Question

Express in radians and also in degrees the angles of a regular polygon of 40 sides and of n sides

Answer 1

So for calculating the interior angles of a regular polygon ,we need to know about the sum of interior angles first

So the sum of interior angle of a regular n sided regular polygon is
(n-2)180

A polygon is said to be regular if and only if the n sides are equal in length else it is said to be irregular polygon

Now as the n sides are equal in length the measure of each of the interior angle of the polygon can be found by dividing the total angle sum by the number of sides

So for any n sided regular polygon the interior angle is given by formula
(n-2)* (180/n)

To convert into radians multiply the above term by (pi/360)

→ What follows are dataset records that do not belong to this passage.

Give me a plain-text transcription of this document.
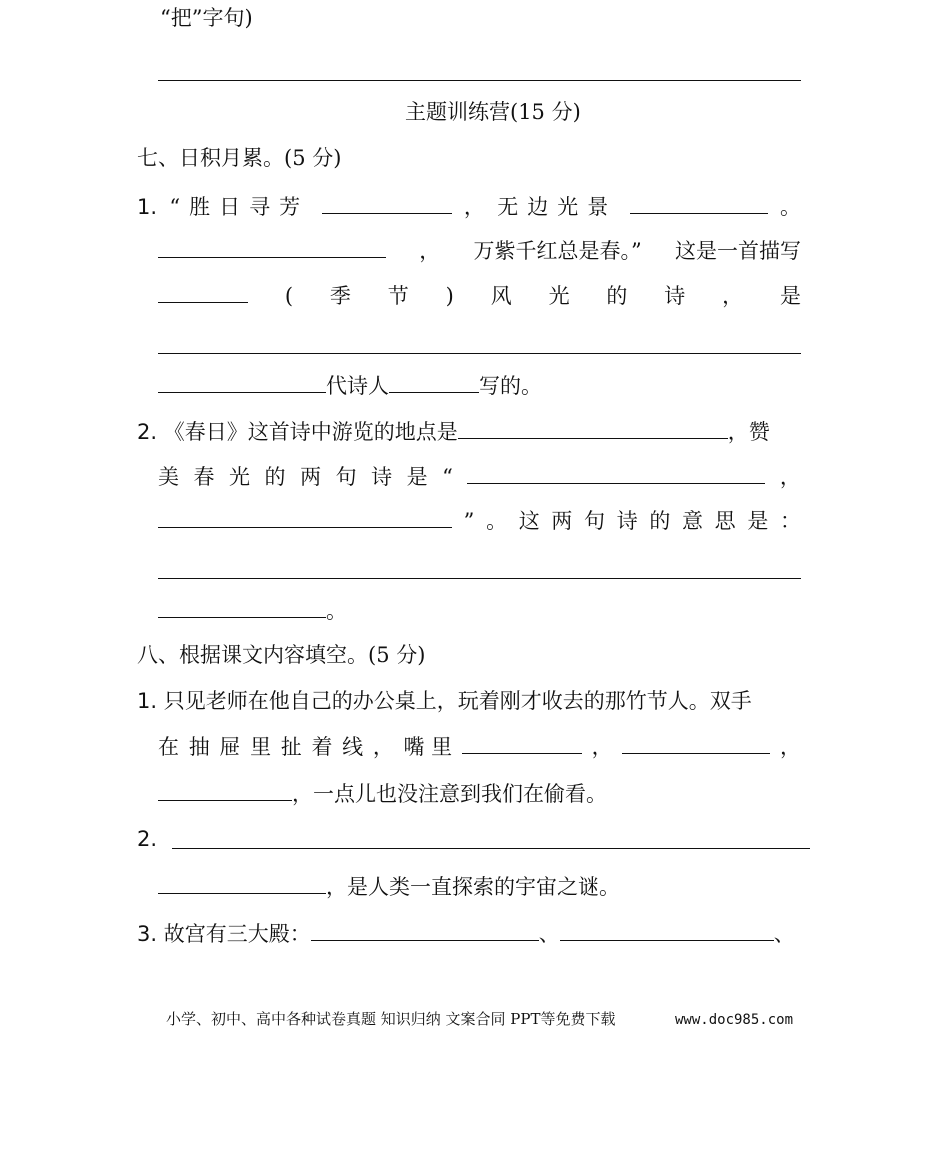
“把”字句)
主题训练营(15 分)
七、日积月累。(5 分)
1. “胜日寻芳	， 无边光景	。
， 万紫千红总是春。” 这是一首描写
( 季 节 ) 风 光 的 诗 ， 是
代诗人	写的。
2. 《春日》这首诗中游览的地点是	，赞
美 春 光 的 两 句 诗 是 “	，
” 。 这 两 句 诗 的 意 思 是 ：
。
八、根据课文内容填空。(5 分)
1. 只见老师在他自己的办公桌上，玩着刚才收去的那竹节人。双手
在 抽 屉 里 扯 着 线 ， 嘴 里	，	，
，一点儿也没注意到我们在偷看。
2.
，是人类一直探索的宇宙之谜。
3. 故宫有三大殿：	、	、
小学、初中、高中各种试卷真题 知识归纳 文案合同 PPT等免费下载	www.doc985.com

So the term will change to (n-2)*(pi/2n)

As in the question there is a 40 sided regular polygon so each of interior angle  will be
38*(180/40)
=171 degrees

Answer 2

Number of sides of the Regular Polygon = 40

Each interior angle of the Polygon is given by,
 (n - 2) × 180/n
= (40 - 2) × 180/40
= 38 × 18/4
= 19 × 9
= 171°


Now, Let us convert it in Radians.

 ∵ π rad = 180°
∴ 1° = π/180 rad.
∴ 171° = (171/180)π rad.
   = 57π/60 rad.


Hope it helps.